Over the years I have considered a number of things regarding the law and how normal humans should protect themselves from the human parasites. Having been the victim of a mugging on more than one occasion, my views are, of course, polarised.
To this day I remain convinced that I should have some right to actually kill (not get somebody else to do it for me) the people who mugged me. I feel it would be justice. When they mugged me they took away more than just physical things like money and mobile phones. They took away some of my strength, self-esteem, re-assuredness, confidence and personality. They took away bits of me and who I was. They took them forever.
Replacing the money and mobiles wasn’t the problem. Replacing the bit of me they’d mentally cut-out was impossible. From that point onwards I was changed and damaged and had to work for years to re-build my confidence to walk the streets at night without sweating and feeling absolutely terrified.
To have damaged me, the person in me, the who I am, to this level could only be vaguely compensated by me killing those involved. Nothing less would satisfy. That knowledge and feeling remains within me to this day.
To the muggers of course, I was just one of many. They won’t remember me. I was in the right place at the right time. I was easy prey. They lost nothing. Nothing of them was changed or damaged. They gained the money and the mobiles, and the rush and kudos of having taken them from another old white man.
The disproportionate legacy of the mugging is what needs to be dealt with. It’s what I would 100% happily deal with, even all these decades later, by shooting them and standing contentedly as they slowly died in front of me. I really really would have no problem with that, however others might not believe me.
In terms of the law and justice, this justice I seek is obviously extreme and very unlikely to ever become law. Having said that, one wonders if street muggings would go down if the penalty was death.
Peter Moore recently wrote (here) about the unfairness of our sentencing system compared to that in some parts of America. Personally, I’d say that in some aspects the American system (well, it does differ from State to State) is over the top, and in others it’s almost as lacking as ours. However, ours in the UK is disgusting.

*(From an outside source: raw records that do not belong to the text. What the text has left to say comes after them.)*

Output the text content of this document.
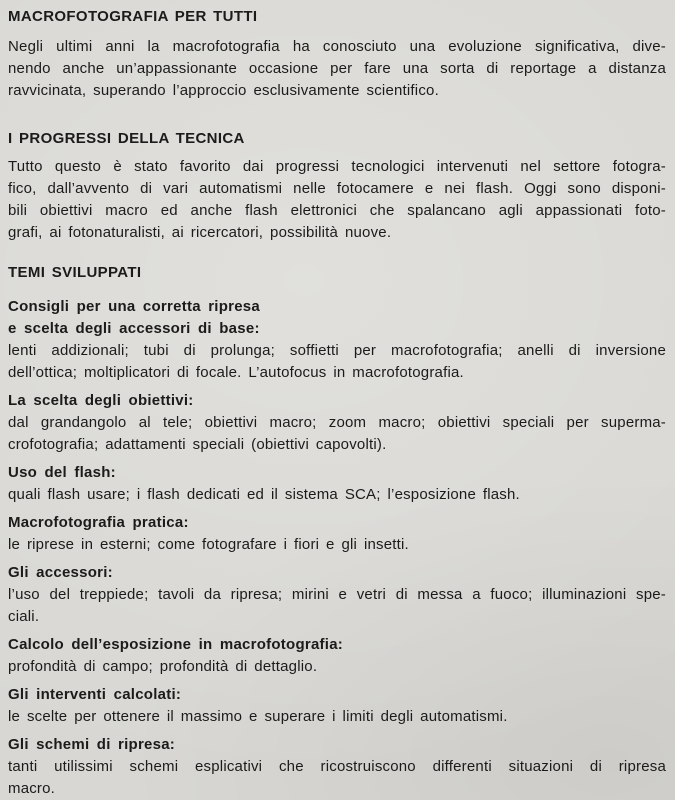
MACROFOTOGRAFIA PER TUTTI
Negli ultimi anni la macrofotografia ha conosciuto una evoluzione significativa, dive-
nendo anche un’appassionante occasione per fare una sorta di reportage a distanza
ravvicinata, superando l’approccio esclusivamente scientifico.
I PROGRESSI DELLA TECNICA
Tutto questo è stato favorito dai progressi tecnologici intervenuti nel settore fotogra-
fico, dall’avvento di vari automatismi nelle fotocamere e nei flash. Oggi sono disponi-
bili obiettivi macro ed anche flash elettronici che spalancano agli appassionati foto-
grafi, ai fotonaturalisti, ai ricercatori, possibilità nuove.
TEMI SVILUPPATI
Consigli per una corretta ripresa
e scelta degli accessori di base:
lenti addizionali; tubi di prolunga; soffietti per macrofotografia; anelli di inversione
dell’ottica; moltiplicatori di focale. L’autofocus in macrofotografia.
La scelta degli obiettivi:
dal grandangolo al tele; obiettivi macro; zoom macro; obiettivi speciali per superma-
crofotografia; adattamenti speciali (obiettivi capovolti).
Uso del flash:
quali flash usare; i flash dedicati ed il sistema SCA; l’esposizione flash.
Macrofotografia pratica:
le riprese in esterni; come fotografare i fiori e gli insetti.
Gli accessori:
l’uso del treppiede; tavoli da ripresa; mirini e vetri di messa a fuoco; illuminazioni spe-
ciali.
Calcolo dell’esposizione in macrofotografia:
profondità di campo; profondità di dettaglio.
Gli interventi calcolati:
le scelte per ottenere il massimo e superare i limiti degli automatismi.
Gli schemi di ripresa:
tanti utilissimi schemi esplicativi che ricostruiscono differenti situazioni di ripresa
macro.
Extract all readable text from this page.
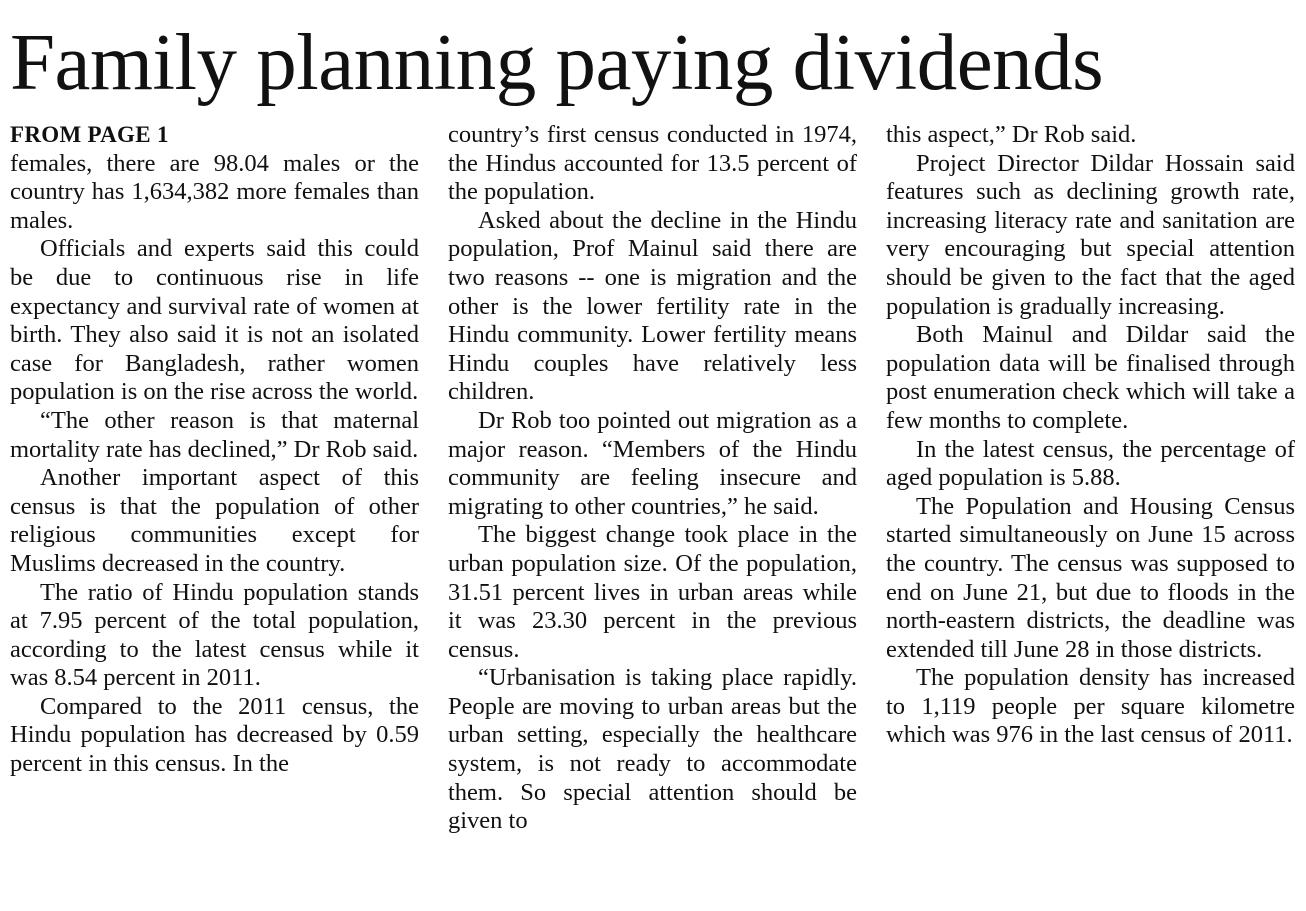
Family planning paying dividends
FROM PAGE 1

females, there are 98.04 males or the country has 1,634,382 more females than males.

Officials and experts said this could be due to continuous rise in life expectancy and survival rate of women at birth. They also said it is not an isolated case for Bangladesh, rather women population is on the rise across the world.

“The other reason is that maternal mortality rate has declined,” Dr Rob said.

Another important aspect of this census is that the population of other religious communities except for Muslims decreased in the country.

The ratio of Hindu population stands at 7.95 percent of the total population, according to the latest census while it was 8.54 percent in 2011.

Compared to the 2011 census, the Hindu population has decreased by 0.59 percent in this census. In the

country’s first census conducted in 1974, the Hindus accounted for 13.5 percent of the population.

Asked about the decline in the Hindu population, Prof Mainul said there are two reasons -- one is migration and the other is the lower fertility rate in the Hindu community. Lower fertility means Hindu couples have relatively less children.

Dr Rob too pointed out migration as a major reason. “Members of the Hindu community are feeling insecure and migrating to other countries,” he said.

The biggest change took place in the urban population size. Of the population, 31.51 percent lives in urban areas while it was 23.30 percent in the previous census.

“Urbanisation is taking place rapidly. People are moving to urban areas but the urban setting, especially the healthcare system, is not ready to accommodate them. So special attention should be given to

this aspect,” Dr Rob said.

Project Director Dildar Hossain said features such as declining growth rate, increasing literacy rate and sanitation are very encouraging but special attention should be given to the fact that the aged population is gradually increasing.

Both Mainul and Dildar said the population data will be finalised through post enumeration check which will take a few months to complete.

In the latest census, the percentage of aged population is 5.88.

The Population and Housing Census started simultaneously on June 15 across the country. The census was supposed to end on June 21, but due to floods in the north-eastern districts, the deadline was extended till June 28 in those districts.

The population density has increased to 1,119 people per square kilometre which was 976 in the last census of 2011.
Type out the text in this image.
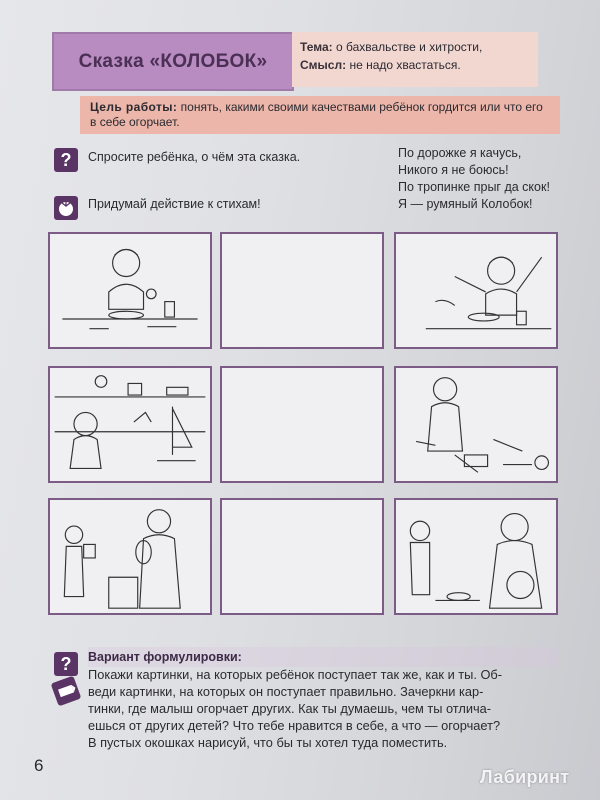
Сказка «КОЛОБОК»
Тема: о бахвальстве и хитрости,
Смысл: не надо хвастаться.
Цель работы: понять, какими своими качествами ребёнок гордится или что его в себе огорчает.
? Спросите ребёнка, о чём эта сказка.
Придумай действие к стихам!
По дорожке я качусь,
Никого я не боюсь!
По тропинке прыг да скок!
Я — румяный Колобок!
? Вариант формулировки:
Покажи картинки, на которых ребёнок поступает так же, как и ты. Об-
веди картинки, на которых он поступает правильно. Зачеркни кар-
тинки, где малыш огорчает других. Как ты думаешь, чем ты отлича-
ешься от других детей? Что тебе нравится в себе, а что — огорчает?
В пустых окошках нарисуй, что бы ты хотел туда поместить.
6
Лабиринт
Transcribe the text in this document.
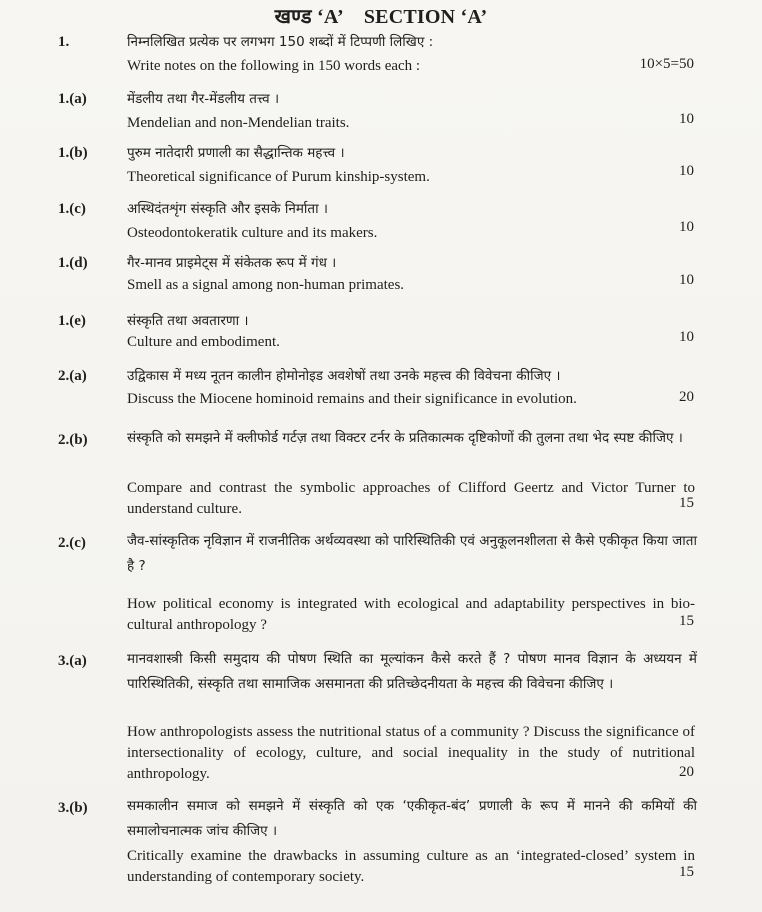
खण्ड ‘A’ SECTION ‘A’
1.	निम्नलिखित प्रत्येक पर लगभग 150 शब्दों में टिप्पणी लिखिए :
Write notes on the following in 150 words each :	10×5=50
1.(a)	मेंडलीय तथा गैर-मेंडलीय तत्त्व ।
Mendelian and non-Mendelian traits.	10
1.(b)	पुरुम नातेदारी प्रणाली का सैद्धान्तिक महत्त्व ।
Theoretical significance of Purum kinship-system.	10
1.(c)	अस्थिदंतशृंग संस्कृति और इसके निर्माता ।
Osteodontokeratik culture and its makers.	10
1.(d)	गैर-मानव प्राइमेट्स में संकेतक रूप में गंध ।
Smell as a signal among non-human primates.	10
1.(e)	संस्कृति तथा अवतारणा ।
Culture and embodiment.	10
2.(a)	उद्विकास में मध्य नूतन कालीन होमोनोइड अवशेषों तथा उनके महत्त्व की विवेचना कीजिए ।
Discuss the Miocene hominoid remains and their significance in evolution.	20
2.(b)	संस्कृति को समझने में क्लीफोर्ड गर्टज़ तथा विक्टर टर्नर के प्रतिकात्मक दृष्टिकोणों की तुलना तथा भेद स्पष्ट कीजिए ।
Compare and contrast the symbolic approaches of Clifford Geertz and Victor Turner to understand culture.	15
2.(c)	जैव-सांस्कृतिक नृविज्ञान में राजनीतिक अर्थव्यवस्था को पारिस्थितिकी एवं अनुकूलनशीलता से कैसे एकीकृत किया जाता है ?
How political economy is integrated with ecological and adaptability perspectives in bio-cultural anthropology ?	15
3.(a)	मानवशास्त्री किसी समुदाय की पोषण स्थिति का मूल्यांकन कैसे करते हैं ? पोषण मानव विज्ञान के अध्ययन में पारिस्थितिकी, संस्कृति तथा सामाजिक असमानता की प्रतिच्छेदनीयता के महत्त्व की विवेचना कीजिए ।
How anthropologists assess the nutritional status of a community ? Discuss the significance of intersectionality of ecology, culture, and social inequality in the study of nutritional anthropology.	20
3.(b)	समकालीन समाज को समझने में संस्कृति को एक ‘एकीकृत-बंद’ प्रणाली के रूप में मानने की कमियों की समालोचनात्मक जांच कीजिए ।
Critically examine the drawbacks in assuming culture as an ‘integrated-closed’ system in understanding of contemporary society.	15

The criminals see being sentenced as a joke. Nothing more than being in a race and the bravado of being given a 5 second penalty for being caught cheating. They are taught how to play the system. That’s why custodial sentences are usually avoided and instead preference is given to weirdo mamby-pamby new age and completely pointless sentences that are as effective as being told to spend 4 hours sitting on a cushion.
The reason the non-custodial sentences don’t work is that they are not using the same language as the criminal speaks. The average criminal only understands (and respects) the rule of force and power. He will avoid or even fear the person who might cause him damage. That is the person he submits to because that person is speaking his language and speaking it loudly.
Sadly, the rule by force and power is usually in the hands of other criminals, the bigger fish in the pond. It is never in the hands of the police, the justice system, or society, or the community around him. It’s never ‘us’ he fears.
Instead, the ‘system’ is weak. The criminal knows it’s weak, and that’s why he has no respect for it and can’t hear it gently saying, “Actually, erm, excuse me, sorry to tell you this, but what you’ve done is a little bit naughty you know”. Were it using the language he lives by and respects he would submit to it, just as he submits to the bigger fish.
I can’t profess to know the ultimate answer to reducing crime, but I’m pretty sure it should go along the lines of giving a person one or maybe even two chances at rehabilitation, but then I really do like the three strikes and you’re out policy. By the time a person has been sentenced for the third time, he’s of no value to society and has proven he will never be, so forget him. As we are not allowed to kill him, put him away forever, not just a few token years.
The immediate affect is the dramatic reduction in crime. A crime ‘wave’ is usually a heck of a lot of crimes (all with a victim) being carried out by just one or two people, even if they only get caught and sentenced for one of them. Removing just two criminals can instantly reduce this ‘wave’ to nothing, and it also ‘scares’ those who might have otherwise copied the activity and created even more victims.
Since the reason why we keep letting people out of prison so they can carry on creating more victims is usually based on economics, maybe it’s also time to think of ways to make those behind bars useful or to pay their own way. If it was up to me, certain criminals serving life would be used to experiment or test new drugs on, maybe harvest their organs for use by normal people who actually want to contribute to society, or at the very least make them do actual work (unpaid) in order to pay for their keep. As long as whatever they were doing wasn’t putting normal people out of work, then this would be fine.
The bottom line is that a custodial sentence should speak their language. Nothing else will work. That’s been proven time and time again.
They should fear prison so much that they avoid it by trying to be part of society instead of the dregs of it.